PERSONNAGE 2 – Dans un monde entièrement normé et balisé, l’ouverture au possible disparaît. Les êtres dont les termes de représentation et d’identité sont simplifiés deviennent plus manipulables. A subsisté en particulier le désir de chacun d’exercer un certain pouvoir sur chacun. Dans ce monde-là, certains ont pris le parti de tirer des autres le meilleur ou le pire. Les hommes entrent dans des jeux de possession ou une lutte pied à pied. Il devient facile pour certains de tirer parti des défaillances des uns ou des autres ou de leur dire ce qu’ils ont le droit d’être et d’avoir ou de prétendre une main mise sur leur devenir…

PERSONNAGE 1 – Répondant à cela, une parole simple et libre qui du même coup dépasse toutes les entraves de la défense, de la domination ou même de toute subjectivité… Exister c’est psychologique. Tout le monde n’y croit pas ou pas au même degré. Au terme de l’identification de soi, on prend la mesure de son existence. La conviction en la vie trouve des termes de reconnaissance de soi et des autres qui vainquent les défaillances de la représentation. À des engagements différents, correspondent des types de langages différents. Soit un langage d’usage, soit une langue qui fait apparaître et même être en nommant.

Si les mots disparaissent, plus rien n’existe. D’abord il y a encore des mots mais les choses ont tellement changé qu’on ne comprend plus le sens des mots. On leur cherche un sens nouveau.

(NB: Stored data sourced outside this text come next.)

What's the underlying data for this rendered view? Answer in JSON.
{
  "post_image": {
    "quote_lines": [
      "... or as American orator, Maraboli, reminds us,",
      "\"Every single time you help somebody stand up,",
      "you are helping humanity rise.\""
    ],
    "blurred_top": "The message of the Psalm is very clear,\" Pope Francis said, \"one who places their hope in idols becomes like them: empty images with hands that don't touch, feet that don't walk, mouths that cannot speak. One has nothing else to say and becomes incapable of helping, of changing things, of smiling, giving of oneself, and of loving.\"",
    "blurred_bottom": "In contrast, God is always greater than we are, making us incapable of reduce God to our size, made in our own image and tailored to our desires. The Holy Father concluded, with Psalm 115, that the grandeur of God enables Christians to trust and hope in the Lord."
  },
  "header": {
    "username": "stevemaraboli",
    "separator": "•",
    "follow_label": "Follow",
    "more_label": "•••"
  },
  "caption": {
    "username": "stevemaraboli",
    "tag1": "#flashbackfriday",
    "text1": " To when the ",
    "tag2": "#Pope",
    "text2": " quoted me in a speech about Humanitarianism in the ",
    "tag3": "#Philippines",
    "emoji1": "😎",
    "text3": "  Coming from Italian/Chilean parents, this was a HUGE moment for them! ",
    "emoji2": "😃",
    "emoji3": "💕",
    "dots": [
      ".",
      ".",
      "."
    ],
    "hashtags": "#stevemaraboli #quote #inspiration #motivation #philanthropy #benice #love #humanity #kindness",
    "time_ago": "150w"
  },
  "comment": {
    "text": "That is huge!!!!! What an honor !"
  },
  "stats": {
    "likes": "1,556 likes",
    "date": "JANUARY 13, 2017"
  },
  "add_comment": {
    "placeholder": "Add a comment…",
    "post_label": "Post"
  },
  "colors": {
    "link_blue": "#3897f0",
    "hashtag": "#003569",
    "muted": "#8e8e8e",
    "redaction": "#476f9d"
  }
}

PERSONNAGE 2 – L’amitié, l’amour, révélateurs de vérité, mettent en suspens l’arbitraire de la subjectivité et les faux- semblants des relations sociales.

PERSONNAGE 1 – (Il joue le personnage puis le commente ) Untel se dit : Je ne suis pas membre actif de la société, du même coup je me demande si je le suis même de la vie. Celui qui est en retrait de tous les usages sociaux est justement celui qui ouvre à des possibilités nouvelles et insoupçonnées. Pensant à voix haute, il parle tout seul. Ce qui se passe dans le monde intérieur a plus de contenu et d’étendue que ce qui est parlé ou échangé avec les autres. Là s’ouvre la possibilité d’une parole nouvelle, où aussi ce qui a été rêvé peut devenir réalité.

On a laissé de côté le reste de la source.